Con el ánimo a punto de estallar
Premiada en Sundance y Bafici, la ópera prima de la uruguaya centra su atención en una adolescente taciturna y su entorno lleno de hipocresía.
Una chica corre, alguien la sigue. Escapa, le gritan. No es nada desesperado sino desconcertante. Si esta chica, Rosina, corre de espaldas, habrá que tenerlo presente cuando el film concluya, con ella ahora de frente. Algo cambiará, a pesar de todo. Es decir, aun cuando las preguntas que la rodean y persiguen persistan, seguramente ella ya no sea más la misma.
Adolescente, taciturna, sin rasgos faciales que delaten al menos algo de lo que siente, Rosina es creación dual entre la directora, Lucía Garibaldi, y Romina Bentancur, la joven actriz que la encarna. Una simbiosis entre ambas. Una carnada difícil de digerir, que se sabe áspera, con razones suficientes para mirar desconfiada cuanto le rodea.
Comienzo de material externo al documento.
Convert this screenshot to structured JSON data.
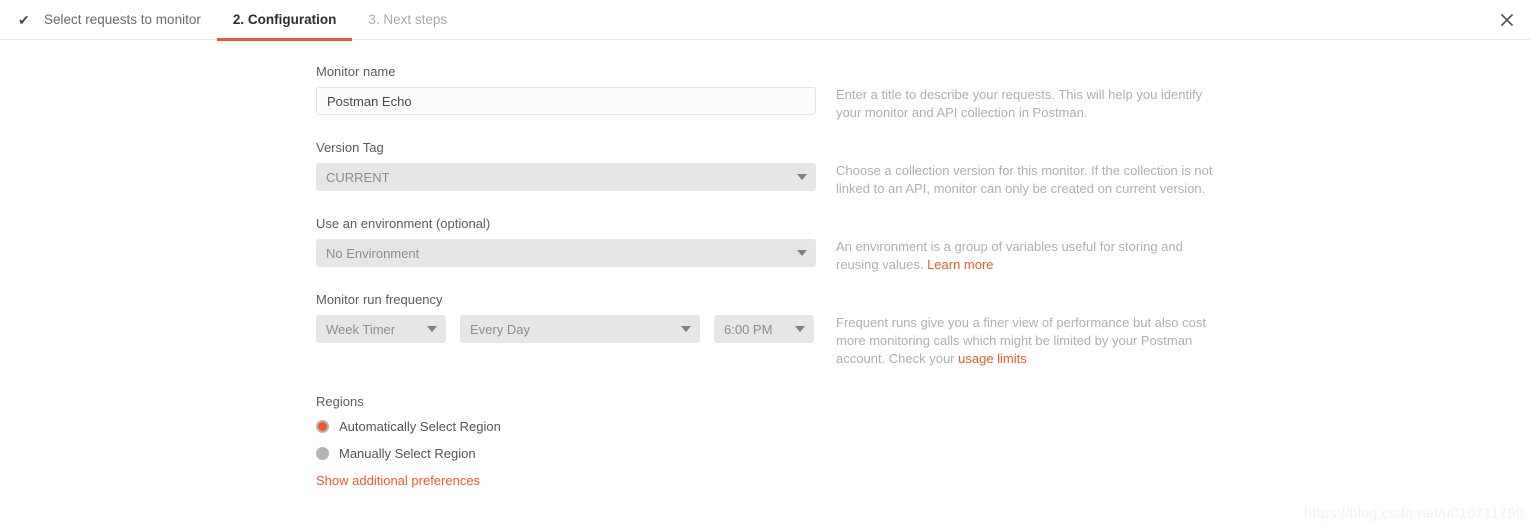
{
  "tabs": [
    {
      "label": "Select requests to monitor",
      "icon": "check-icon",
      "state": "completed"
    },
    {
      "label": "2. Configuration",
      "state": "active"
    },
    {
      "label": "3. Next steps",
      "state": "upcoming"
    }
  ],
  "close_label": "✕",
  "form": {
    "monitor_name": {
      "label": "Monitor name",
      "value": "Postman Echo",
      "placeholder": "Monitor name",
      "help": "Enter a title to describe your requests. This will help you identify your monitor and API collection in Postman."
    },
    "version_tag": {
      "label": "Version Tag",
      "value": "CURRENT",
      "help": "Choose a collection version for this monitor. If the collection is not linked to an API, monitor can only be created on current version."
    },
    "environment": {
      "label": "Use an environment (optional)",
      "value": "No Environment",
      "help_before": "An environment is a group of variables useful for storing and reusing values. ",
      "help_link": "Learn more"
    },
    "frequency": {
      "label": "Monitor run frequency",
      "timer_value": "Week Timer",
      "day_value": "Every Day",
      "time_value": "6:00 PM",
      "help_before": "Frequent runs give you a finer view of performance but also cost more monitoring calls which might be limited by your Postman account. Check your ",
      "help_link": "usage limits"
    },
    "regions": {
      "label": "Regions",
      "options": [
        {
          "label": "Automatically Select Region",
          "selected": true
        },
        {
          "label": "Manually Select Region",
          "selected": false
        }
      ],
      "show_preferences_label": "Show additional preferences"
    }
  },
  "watermark": "https://blog.csdn.net/u010711750",
  "colors": {
    "accent": "#f05a28",
    "label_text": "#5c5c5c",
    "help_text": "#b0b0b0",
    "select_bg": "#e6e6e6"
  }
}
En este sentido, Los tiburones es un título manifiestamente ambiguo, también irónico. En algún momento, Rosina mira el mar y de él asoma lo que pareciera ser uno de estos peces. Pero uno. ¿Por qué, entonces, el plural? Desde ya, el tiburón es analogía suficiente para pensar en el peligro que circunda. Pero no sólo en el mar. Así, no tardarán en aparecer restos revueltos que evidencian -dicen- el ataque de algún escualo. Alrededor del mejunje gelatinoso, se nuclean las voces y los rostros de quienes enseguida se manifiestan de armas tomar. Hay que atacar al asunto de raíz. Para cuidar de la integridad, seguridad y demás cuestiones al uso, tan rápidamente esgrimidas por mentes semejantes.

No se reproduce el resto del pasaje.